Does anyone have any suggestions on the best place to source a replacement axle? I need to replace the left rear axle on my '66, 10 bolt rear, 28 spline. It looks like OPGI my be the best source, but thought I would see if anyone had any better suggestions. 

A couple of other questions: 
It looks like there were two slightly different lengths used in '66. An early model (30" length) and later '66 (29 3/4" length). I am pretty sure that I have the former - but I believe that the later one would work as well. What do you guys think? 

I have also seen some cross referenced parts numbers for rear axle shafts using the same numbers for '66 GTO and '66 Chevelle. I know the Chevy's use a C-clip- but I guess it is possible that these could work in the GTO without the clip? Any thoughts here? I believe the Buick, Pontiac, Olds are different than the Chevy's due to the C-clip, put likely also in length. 

What about the bearing diameters for the various A-bodies - are they all the same? I haven't found any specs on these. 

Thanks for any suggestions!


----------



## 05GTO (Oct 6, 2004)

Dave,

I'm purchasing most of my resto parts from The Parts Place, their prices overall are a little better than most suppliers.

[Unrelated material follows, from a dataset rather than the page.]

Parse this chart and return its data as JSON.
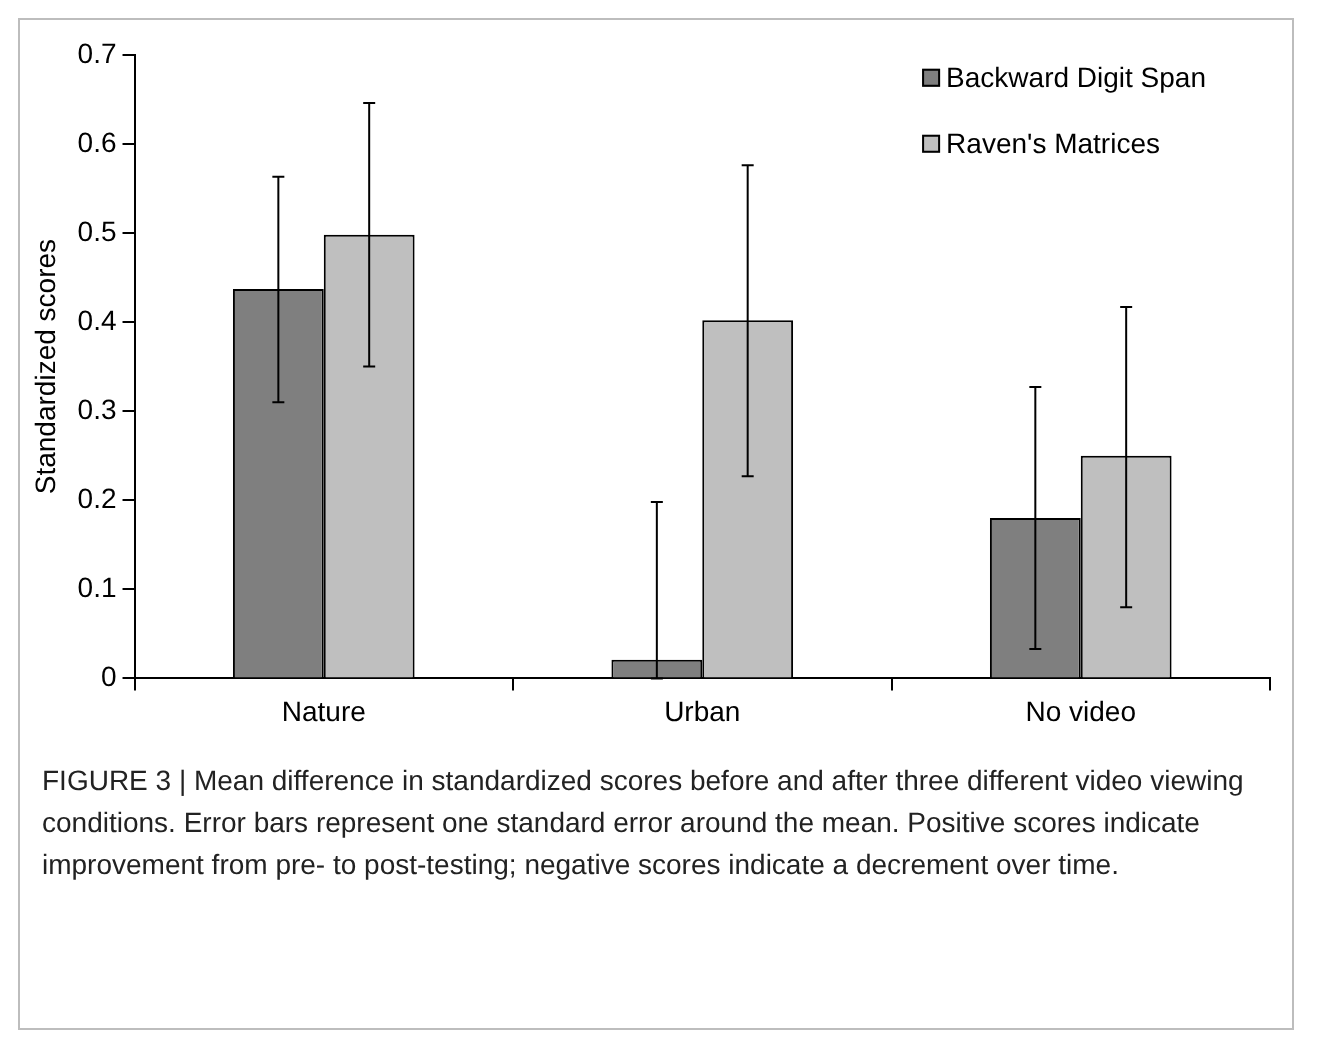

They list the axle you are looking for;

The Parts Place Is The Largest Supplier Of Chevrolet Buick Oldsmobile and Pontiac Restoration Parts

I've scanned thru my 66 and 67 service and shop manuals and neither have specs on the lenghts of the axles. If you want a copy of the differential chapter PM me a fax number and I will fax it to you,


----------



## DaveH (Jan 20, 2006)

Thanks - I've checked them out and they do seem to have pretty good prices! I've got the service & shop manuals already and like you say, not any detailed specs.


----------